Tag Archives: PowerPoint

[Commentary] Review – Why Most PowerPoint Presentations Suck

Review: Why Most Powerpoint Presentation SUCK (and how you can make them better)
Author: Rick Altman
Publisher: Harvest Books

The best way to start this review is to make it clear what this book is:

70%: PowerPoint tips, tricks & techniques
20%: Speaking tips
10%: Multimedia advice
0% : Focus on scientific presenting

So, with the caveat that this book is what it is, it does it very well.

Let us start with the author. Rick Altman hosts the annual PowerPoint Live conference, dedicated to helping presenters become better presenters. As such, he is both exceptionally knowledgeable about PowerPoint, and is very engaging in his style. The writing style is very conversational and easy to read, making this an easy book to pick up and enjoy.

The book contains 21 chapters, with each chapter broken into easily digestible chunks. The book is peppered with pictures – from slide formats to actual PowerPoint menus to help the reader understand what he is doing. One of my few complaints about the book is that these pictures are all in B&W, not color.

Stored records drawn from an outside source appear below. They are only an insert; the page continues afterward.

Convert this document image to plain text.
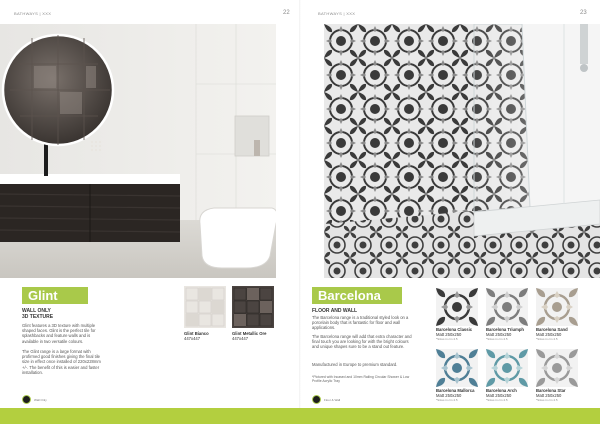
BATHWAYS | XXX	22
Glint
WALL ONLY
3D TEXTURE
Glint features a 3D texture with multiple shaped faces. Glint is the perfect tile for splashbacks and feature walls and is available in two versatile colours.
The Glint range is a large format with profirmed good finishes giving the final tile size in effect once installed of 220x228mm +/-. The benefit of this is easier and faster installation.
Wall Only
Glint Bianco
447x447
Glint Metallic Ore
447x447
BATHWAYS | XXX	23
Barcelona
FLOOR AND WALL
The Barcelona range is a traditional styled look on a porcelain body that is fantastic for floor and wall applications.
The Barcelona range will add that extra character and final touch you are looking for with the bright colours and unique shapes sure to be a stand out feature.
Manufactured in Europe to premium standard.
*Pictured with Incased and 10mm Railing Circular Shower & Low Profile Acrylic Tray
Floor & Wall
Barcelona Classic
Matt 250x250
*Sizes in cm 4.5
Barcelona Triumph
Matt 250x250
*Sizes in cm 4.5
Barcelona Sand
Matt 250x250
*Sizes in cm 4.5
Barcelona Mallorca
Matt 250x250
*Sizes in cm 4.5
Barcelona Arch
Matt 250x250
*Sizes in cm 4.5
Barcelona Star
Matt 250x250
*Sizes in cm 4.5
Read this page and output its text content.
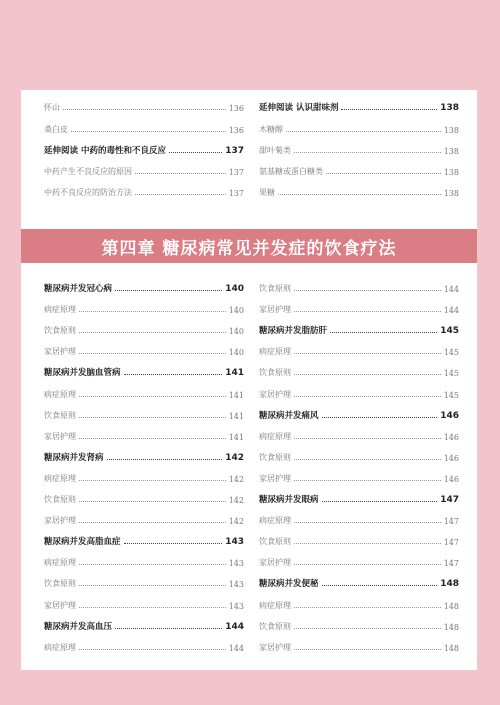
怀山	136
桑白皮	136
延伸阅读 中药的毒性和不良反应	137
中药产生不良反应的原因	137
中药不良反应的防治方法	137
延伸阅读 认识甜味剂	138
木糖醇	138
甜叶菊类	138
氨基糖或蛋白糖类	138
果糖	138
第四章 糖尿病常见并发症的饮食疗法
糖尿病并发冠心病	140
病症原理	140
饮食原则	140
家居护理	140
糖尿病并发脑血管病	141
病症原理	141
饮食原则	141
家居护理	141
糖尿病并发肾病	142
病症原理	142
饮食原则	142
家居护理	142
糖尿病并发高脂血症	143
病症原理	143
饮食原则	143
家居护理	143
糖尿病并发高血压	144
病症原理	144
饮食原则	144
家居护理	144
糖尿病并发脂肪肝	145
病症原理	145
饮食原则	145
家居护理	145
糖尿病并发痛风	146
病症原理	146
饮食原则	146
家居护理	146
糖尿病并发眼病	147
病症原理	147
饮食原则	147
家居护理	147
糖尿病并发便秘	148
病症原理	148
饮食原则	148
家居护理	148
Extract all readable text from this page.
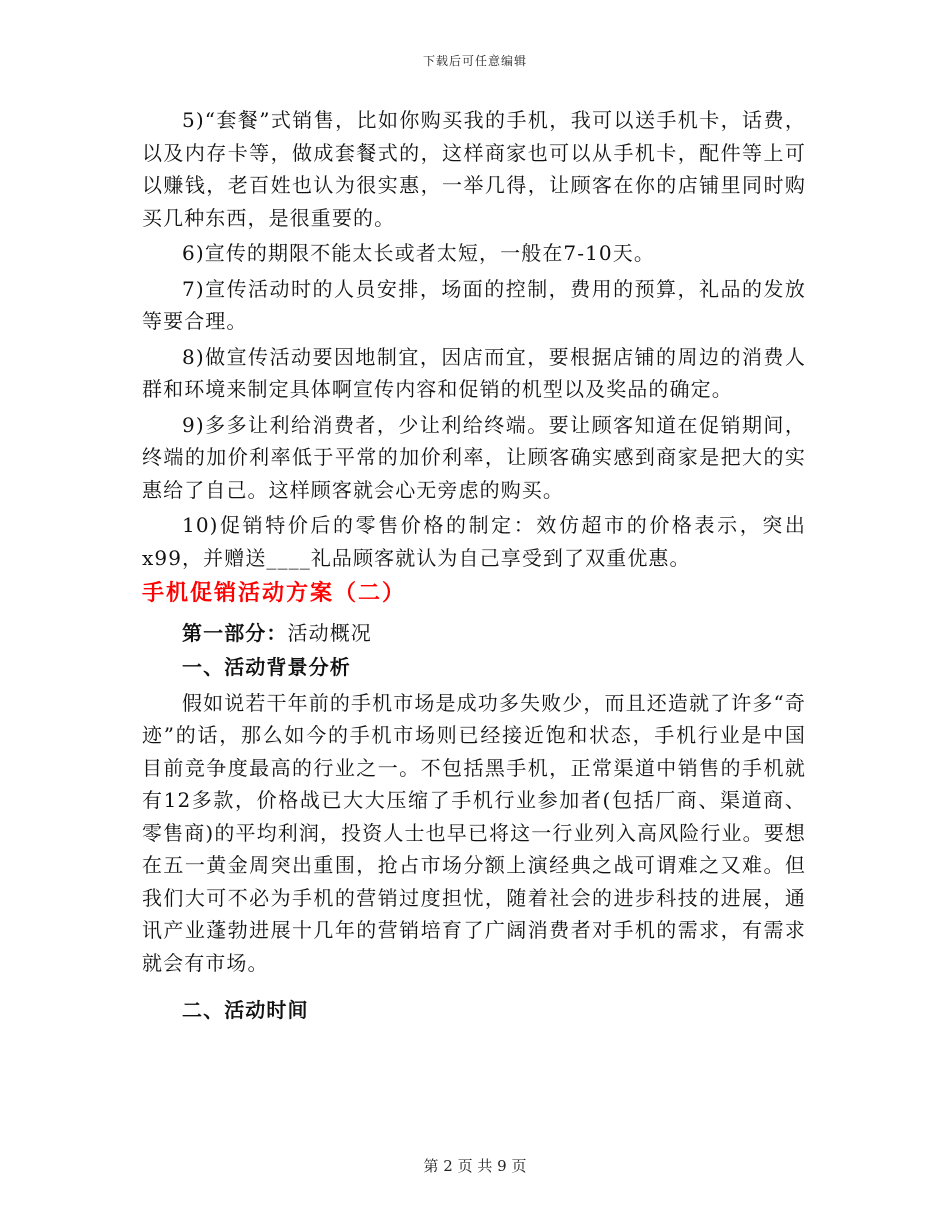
下载后可任意编辑

5)“套餐”式销售，比如你购买我的手机，我可以送手机卡，话费，以及内存卡等，做成套餐式的，这样商家也可以从手机卡，配件等上可以赚钱，老百姓也认为很实惠，一举几得，让顾客在你的店铺里同时购买几种东西，是很重要的。

6)宣传的期限不能太长或者太短，一般在7-10天。

7)宣传活动时的人员安排，场面的控制，费用的预算，礼品的发放等要合理。

8)做宣传活动要因地制宜，因店而宜，要根据店铺的周边的消费人群和环境来制定具体啊宣传内容和促销的机型以及奖品的确定。

9)多多让利给消费者，少让利给终端。要让顾客知道在促销期间，终端的加价利率低于平常的加价利率，让顾客确实感到商家是把大的实惠给了自己。这样顾客就会心无旁虑的购买。

10)促销特价后的零售价格的制定：效仿超市的价格表示，突出x99，并赠送____礼品顾客就认为自己享受到了双重优惠。

手机促销活动方案（二）

第一部分：活动概况

一、活动背景分析

假如说若干年前的手机市场是成功多失败少，而且还造就了许多“奇迹”的话，那么如今的手机市场则已经接近饱和状态，手机行业是中国目前竞争度最高的行业之一。不包括黑手机，正常渠道中销售的手机就有12多款，价格战已大大压缩了手机行业参加者(包括厂商、渠道商、零售商)的平均利润，投资人士也早已将这一行业列入高风险行业。要想在五一黄金周突出重围，抢占市场分额上演经典之战可谓难之又难。但我们大可不必为手机的营销过度担忧，随着社会的进步科技的进展，通讯产业蓬勃进展十几年的营销培育了广阔消费者对手机的需求，有需求就会有市场。

二、活动时间

第 2 页 共 9 页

The other complaint is almost unfair, but it stems from the authors expertise with PowerPoint. In short, by about the halfway mark through the book I started getting tired of all the neat tricks he showed on how to use obscure (and, admittedly, some not-so-obscure) PowerPoint features.

My complaint stems, I think, from my belief that you don’t make a PowerPoint presentation suck less by making it more glitzy (something that the author recognizes, and states himself repeatedly), but by dealing with basic presentation techniques. As such, I think that the book is somewhat mis-named. Something like “Making PowerPoint Dance” would have been a more accurate title in my mind.

That said, if you accept the book for what it is, and not for what you might want it to be, then it is a very good book, and I would recommend it for someone who wants to see what PowerPoint can do in the hands of an expert. And if you just want to make your presentations better, well, pick it up anyhow, but don’t feel that you have to read the last half of the book.

That said, I’m downloading his PowerPoint samples, and I’m sure some of the tricks will find their ways into my next slide package.